Again, the weak protections in TCP are irrelevant because we are doing
crypto and we should be looking for strong authentication of requests and
responses.



> Sure, one can do all the above with UDP-based protocols, but that means
> extra code.
>

A lot less code than futzing about with the PKIX stack or the TLS stack.



> DNS requires TCP already (as fallback for when packet limits get busted).


I think that was always a horrid hack and it has never really worked at all
well, has it?

If people were happy doing DNS over TCP then most of the objections raised
against DNSSEC would have gone away.



> > TLS is a big complicated specification and the open source libraries are
> in
> > a woeful state. Take a look at the date the tutorial on the OpenSSL API
> was
> > written.
>
> There is UDP counterpart to TLS called DTLS. It is more complicated than
> TLS (due to above factors).


I don't recommend DTLS because it is designed to provide security for
applications like VOIP where people really are reinventing TCP in UDP.
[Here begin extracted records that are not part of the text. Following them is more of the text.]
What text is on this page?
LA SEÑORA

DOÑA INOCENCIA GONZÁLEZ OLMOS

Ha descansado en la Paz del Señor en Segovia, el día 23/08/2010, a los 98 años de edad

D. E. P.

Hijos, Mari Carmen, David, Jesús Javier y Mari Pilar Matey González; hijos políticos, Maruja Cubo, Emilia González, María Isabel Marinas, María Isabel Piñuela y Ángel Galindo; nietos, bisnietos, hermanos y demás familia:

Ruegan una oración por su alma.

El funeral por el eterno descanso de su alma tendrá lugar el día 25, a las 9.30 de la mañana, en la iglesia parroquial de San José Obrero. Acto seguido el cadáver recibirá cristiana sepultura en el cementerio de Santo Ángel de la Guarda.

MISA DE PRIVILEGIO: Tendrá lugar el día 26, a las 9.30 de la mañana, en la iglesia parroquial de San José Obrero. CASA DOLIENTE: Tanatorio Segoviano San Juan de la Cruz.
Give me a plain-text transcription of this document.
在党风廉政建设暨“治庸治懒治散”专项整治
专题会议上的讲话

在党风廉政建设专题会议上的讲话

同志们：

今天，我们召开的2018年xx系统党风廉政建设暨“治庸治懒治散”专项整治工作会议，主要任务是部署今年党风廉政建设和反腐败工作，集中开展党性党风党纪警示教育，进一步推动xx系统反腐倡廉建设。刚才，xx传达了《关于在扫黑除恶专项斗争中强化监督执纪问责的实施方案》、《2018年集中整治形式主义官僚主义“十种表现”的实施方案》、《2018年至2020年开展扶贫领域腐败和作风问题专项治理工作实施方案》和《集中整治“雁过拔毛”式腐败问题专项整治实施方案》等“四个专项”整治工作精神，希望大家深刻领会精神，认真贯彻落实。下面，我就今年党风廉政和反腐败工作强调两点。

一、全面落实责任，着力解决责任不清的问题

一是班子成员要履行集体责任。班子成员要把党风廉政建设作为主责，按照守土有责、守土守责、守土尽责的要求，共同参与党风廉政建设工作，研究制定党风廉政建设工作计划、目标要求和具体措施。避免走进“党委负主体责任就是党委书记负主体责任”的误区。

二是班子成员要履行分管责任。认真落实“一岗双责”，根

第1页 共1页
> The expeditious approach to setting up a client-service binding is to
> > leverage TLS. But that is separate from the DNS session transport
> question
> > and something that can be revisited later.
>
> I think (D)TLS is too complicated for stub<->recursive protocol (even if
> profiled down).
>

Agree.

That is not what I am proposing.



> Also, can't deal with fast session startup until TLS 1.3 (which is still
> quite complex and doesn't look even near finished, let alone DTLS 1.3).
> Plus the scope of present challenge looks much smaller than TLS (e.g. no
> client authentication, server recon is feasible, etc...).
>

TLS is a big, complicated stack. I want to limit exposure to it as much as
possible. Just leverage it during a one time device binding operation and
then not use it again



> Of course, designing a new crypto protocol is pretty scary prospect
> (I have seen one that has even simpler scope and looks totally messed
> up).
>

If people don't think we can do crypto protocols then we should shut down
DPRIV now. We are doing a new crypto protocol whatever we do. The question
is how we put the parts together.

The hard parts are key management and exchange and we don't need to
reinvent that. Just reuse TLS for that part.

The only parts we would be doing new are to write a new framing scheme
which is a very well understood problem at this stage and optionally write
a perfect forward secrecy option.

On the PFS thing, the TLS exchange is botched anyway. adding in a PFS key
should not downgrade security. Which is what happens if you use a WF 128
ephemeral after a WF256 master exchange.